Wednesday, September 2, 2009

Christopher Alexander Awarded Vincent Scully Prize

The National Building Museum has awarded the 11th Vincent Scully Prize to Christopher Alexander (left), an architect, and professor at the University of California, Berkeley. Christopher Alexander is one of the most important and innovative thinkers of our time.

Previous recipients of the Scully Prize, which recognizes “exemplary practice, scholarship, or criticism” in the field, include Jane Jacobs, Phyllis Lambert, Witold Rybczynski, and Robert A.M. Stern.

For nearly 40 years Christopher Alexander challenged the architectural establishment to pay more attention to the human beings at the center of design. He has combined scientific training, architectural research, observation and testing throughout his building projects. He developed a radical but influential set of ideas that have extended beyond architecture as far as computer programming and game design.

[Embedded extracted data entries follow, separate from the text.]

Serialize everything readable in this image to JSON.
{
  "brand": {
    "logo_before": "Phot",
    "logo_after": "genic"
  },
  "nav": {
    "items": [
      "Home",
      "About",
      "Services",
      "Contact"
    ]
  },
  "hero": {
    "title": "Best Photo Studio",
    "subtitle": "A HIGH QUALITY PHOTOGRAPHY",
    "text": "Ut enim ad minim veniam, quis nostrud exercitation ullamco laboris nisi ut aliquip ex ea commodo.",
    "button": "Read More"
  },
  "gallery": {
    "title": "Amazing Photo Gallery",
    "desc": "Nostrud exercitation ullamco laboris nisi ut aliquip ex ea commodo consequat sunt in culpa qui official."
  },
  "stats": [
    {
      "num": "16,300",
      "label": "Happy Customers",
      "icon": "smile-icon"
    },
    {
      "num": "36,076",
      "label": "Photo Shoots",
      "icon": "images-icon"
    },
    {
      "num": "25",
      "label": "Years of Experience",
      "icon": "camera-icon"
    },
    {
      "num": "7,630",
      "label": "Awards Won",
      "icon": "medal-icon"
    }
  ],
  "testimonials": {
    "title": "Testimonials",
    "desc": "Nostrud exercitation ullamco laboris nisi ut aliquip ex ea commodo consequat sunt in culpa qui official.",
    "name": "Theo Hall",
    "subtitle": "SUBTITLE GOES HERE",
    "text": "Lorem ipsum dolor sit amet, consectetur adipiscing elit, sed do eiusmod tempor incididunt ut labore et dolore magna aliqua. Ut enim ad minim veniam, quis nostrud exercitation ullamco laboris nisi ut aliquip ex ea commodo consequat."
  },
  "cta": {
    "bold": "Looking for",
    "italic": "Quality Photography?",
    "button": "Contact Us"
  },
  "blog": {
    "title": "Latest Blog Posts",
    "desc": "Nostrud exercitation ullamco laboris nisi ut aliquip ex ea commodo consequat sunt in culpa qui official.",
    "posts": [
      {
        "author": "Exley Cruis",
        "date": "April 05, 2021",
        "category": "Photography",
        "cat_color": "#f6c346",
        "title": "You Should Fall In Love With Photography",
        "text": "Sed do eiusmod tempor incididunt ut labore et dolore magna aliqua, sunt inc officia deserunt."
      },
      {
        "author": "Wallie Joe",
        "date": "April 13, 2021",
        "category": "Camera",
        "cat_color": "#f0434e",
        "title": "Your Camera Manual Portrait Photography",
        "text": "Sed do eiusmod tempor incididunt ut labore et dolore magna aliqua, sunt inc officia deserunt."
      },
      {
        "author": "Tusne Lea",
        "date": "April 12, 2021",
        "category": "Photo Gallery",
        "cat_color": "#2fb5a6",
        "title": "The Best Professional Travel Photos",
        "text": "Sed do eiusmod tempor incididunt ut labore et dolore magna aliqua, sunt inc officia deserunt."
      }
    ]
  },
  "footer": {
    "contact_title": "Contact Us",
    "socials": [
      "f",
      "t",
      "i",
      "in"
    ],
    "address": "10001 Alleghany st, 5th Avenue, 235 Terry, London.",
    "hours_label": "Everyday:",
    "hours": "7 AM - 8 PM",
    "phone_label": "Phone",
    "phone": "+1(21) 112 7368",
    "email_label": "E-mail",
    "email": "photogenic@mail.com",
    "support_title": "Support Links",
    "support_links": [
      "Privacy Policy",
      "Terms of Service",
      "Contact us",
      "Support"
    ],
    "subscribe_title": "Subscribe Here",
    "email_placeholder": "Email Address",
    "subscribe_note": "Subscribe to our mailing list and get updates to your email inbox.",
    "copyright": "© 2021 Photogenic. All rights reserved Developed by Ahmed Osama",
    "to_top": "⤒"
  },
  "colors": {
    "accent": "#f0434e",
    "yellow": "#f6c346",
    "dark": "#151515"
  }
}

Alexander is widely recognized as the father of the pattern language movement in computer science, which has led to important innovations such as Wiki, and new kinds of Object-Oriented Programming. He is the recipient of the first medal for research ever given by the American Institute of Architects, and he has been honored repeatedly for his buildings in many parts of the world.

Alexander wrote a number of books, including A Pattern Language: Towns, Buildings, Construction (1977) (right); The Timeless Way of Building (1977) and his most recent, the four-volume book set, The Nature of Order: An Essay on the Art of Building and the Nature of the Universe (2004).